The deadline date for submitting sealed proposals to the clerk’s office for the construction of a new Town Hall was Tuesday , 12 PM, on 13 August 1889. Bids were to include “excavation, limestone masonry, freestone work, tiling, brick work, plastering, carpenter work, millwork, stairs and hardware, wrought iron work, tin, galvanized iron and slate work, gas fitting, plumbing and drainage, painting and glazing. (1)” Construction began that same month and was completed by April, 1890. Located on the corner of Vine & Baker, it was a castle-like structure, reminiscent of those in Germany, fatherland to many early St. Bernard settlers.

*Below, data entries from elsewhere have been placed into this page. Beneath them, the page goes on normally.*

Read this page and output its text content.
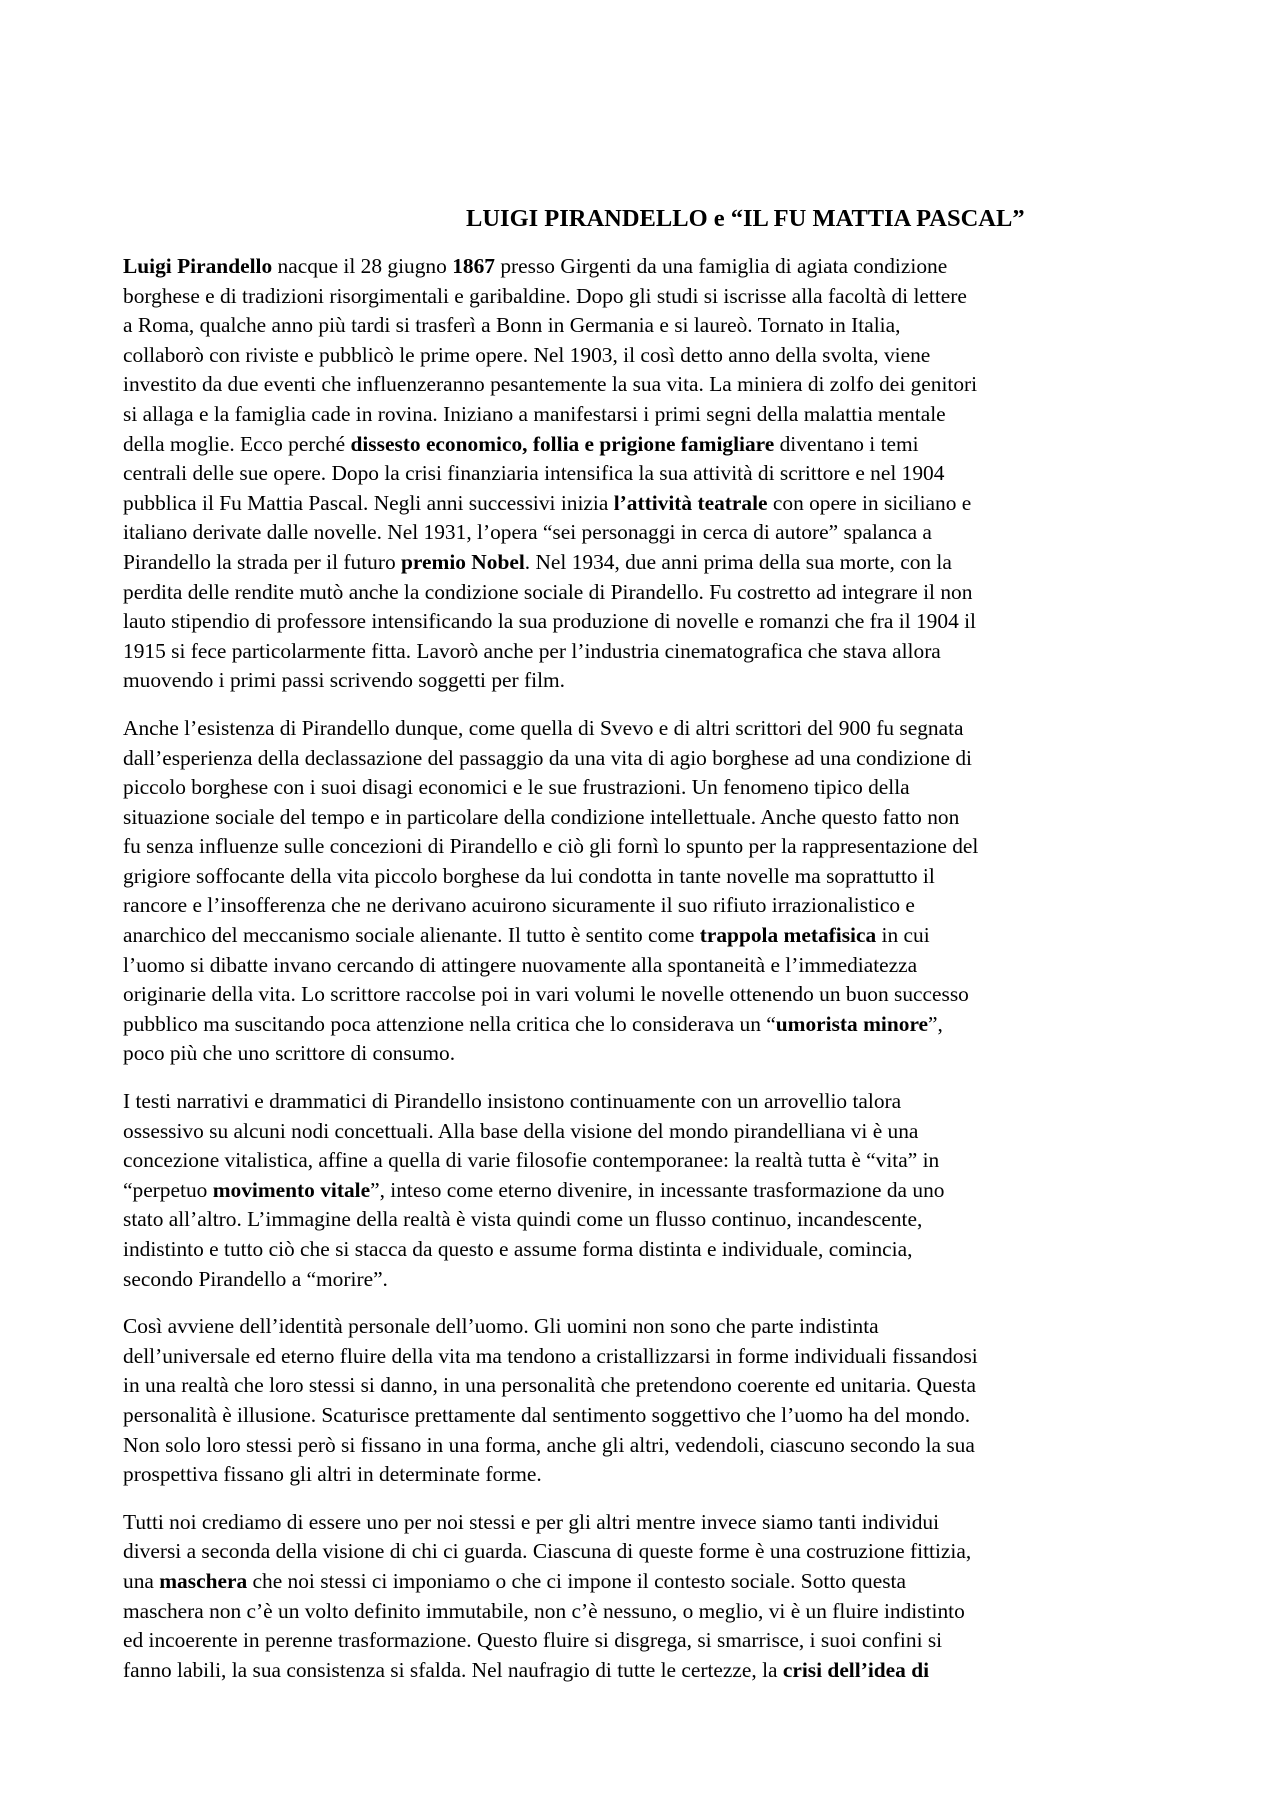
LUIGI PIRANDELLO e “IL FU MATTIA PASCAL”

Luigi Pirandello nacque il 28 giugno 1867 presso Girgenti da una famiglia di agiata condizione
borghese e di tradizioni risorgimentali e garibaldine. Dopo gli studi si iscrisse alla facoltà di lettere
a Roma, qualche anno più tardi si trasferì a Bonn in Germania e si laureò. Tornato in Italia,
collaborò con riviste e pubblicò le prime opere. Nel 1903, il così detto anno della svolta, viene
investito da due eventi che influenzeranno pesantemente la sua vita. La miniera di zolfo dei genitori
si allaga e la famiglia cade in rovina. Iniziano a manifestarsi i primi segni della malattia mentale
della moglie. Ecco perché dissesto economico, follia e prigione famigliare diventano i temi
centrali delle sue opere. Dopo la crisi finanziaria intensifica la sua attività di scrittore e nel 1904
pubblica il Fu Mattia Pascal. Negli anni successivi inizia l’attività teatrale con opere in siciliano e
italiano derivate dalle novelle. Nel 1931, l’opera “sei personaggi in cerca di autore” spalanca a
Pirandello la strada per il futuro premio Nobel. Nel 1934, due anni prima della sua morte, con la
perdita delle rendite mutò anche la condizione sociale di Pirandello. Fu costretto ad integrare il non
lauto stipendio di professore intensificando la sua produzione di novelle e romanzi che fra il 1904 il
1915 si fece particolarmente fitta. Lavorò anche per l’industria cinematografica che stava allora
muovendo i primi passi scrivendo soggetti per film.

Anche l’esistenza di Pirandello dunque, come quella di Svevo e di altri scrittori del 900 fu segnata
dall’esperienza della declassazione del passaggio da una vita di agio borghese ad una condizione di
piccolo borghese con i suoi disagi economici e le sue frustrazioni. Un fenomeno tipico della
situazione sociale del tempo e in particolare della condizione intellettuale. Anche questo fatto non
fu senza influenze sulle concezioni di Pirandello e ciò gli fornì lo spunto per la rappresentazione del
grigiore soffocante della vita piccolo borghese da lui condotta in tante novelle ma soprattutto il
rancore e l’insofferenza che ne derivano acuirono sicuramente il suo rifiuto irrazionalistico e
anarchico del meccanismo sociale alienante. Il tutto è sentito come trappola metafisica in cui
l’uomo si dibatte invano cercando di attingere nuovamente alla spontaneità e l’immediatezza
originarie della vita. Lo scrittore raccolse poi in vari volumi le novelle ottenendo un buon successo
pubblico ma suscitando poca attenzione nella critica che lo considerava un “umorista minore”,
poco più che uno scrittore di consumo.

I testi narrativi e drammatici di Pirandello insistono continuamente con un arrovellio talora
ossessivo su alcuni nodi concettuali. Alla base della visione del mondo pirandelliana vi è una
concezione vitalistica, affine a quella di varie filosofie contemporanee: la realtà tutta è “vita” in
“perpetuo movimento vitale”, inteso come eterno divenire, in incessante trasformazione da uno
stato all’altro. L’immagine della realtà è vista quindi come un flusso continuo, incandescente,
indistinto e tutto ciò che si stacca da questo e assume forma distinta e individuale, comincia,
secondo Pirandello a “morire”.

Così avviene dell’identità personale dell’uomo. Gli uomini non sono che parte indistinta
dell’universale ed eterno fluire della vita ma tendono a cristallizzarsi in forme individuali fissandosi
in una realtà che loro stessi si danno, in una personalità che pretendono coerente ed unitaria. Questa
personalità è illusione. Scaturisce prettamente dal sentimento soggettivo che l’uomo ha del mondo.
Non solo loro stessi però si fissano in una forma, anche gli altri, vedendoli, ciascuno secondo la sua
prospettiva fissano gli altri in determinate forme.

Tutti noi crediamo di essere uno per noi stessi e per gli altri mentre invece siamo tanti individui
diversi a seconda della visione di chi ci guarda. Ciascuna di queste forme è una costruzione fittizia,
una maschera che noi stessi ci imponiamo o che ci impone il contesto sociale. Sotto questa
maschera non c’è un volto definito immutabile, non c’è nessuno, o meglio, vi è un fluire indistinto
ed incoerente in perenne trasformazione. Questo fluire si disgrega, si smarrisce, i suoi confini si
fanno labili, la sua consistenza si sfalda. Nel naufragio di tutte le certezze, la crisi dell’idea di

In addition to offices for the mayor and other village officials, it included a jail, accommodations for the police and quarters for the volunteer fire department. On the second floor was an expansive room used by the community for theater productions, dances, euchre parties, club groups, town meetings and 5¢ motion picture entertainment by means of the nickelodeon operated by Schrand and Vanden Eynden family members. In 1909, an addition was made to the rear of the building for the paid fire department, which was established a year later. It remained there until 1921 before relocating to Vine & Clay streets.
When the village of St. Bernard gained status as a city in 1912, the name was changed from Town Hall to City Hall. At that time, Peter W. Young, who served as village mayor, became the first city mayor. It was his great nephew, Mayor Charles (Red) Young, who, in 1974, announced a 7-0 vote for the suspension of demolition of the building. There was discussion of putting the issue of its survival on the November ballot for public vote, but the wrecking ball was already in action by September.
Dedication of the new City Hall, Vine & Washington, was held on 27 May 1974. KHP
Sources: (1) The Cincinnati Enquirer, 06 Apr 1974, p. 15; The Cincinnati Enquirer, 25 May 1974, p. 14; Fifty Years of Progress 1878 St. Bernard, Ohio 1928; Photo: Niesen, Marjorie N. Images of America St. Bernard. (Charleston, S. Carolina: Arcadia Publishing, 2011).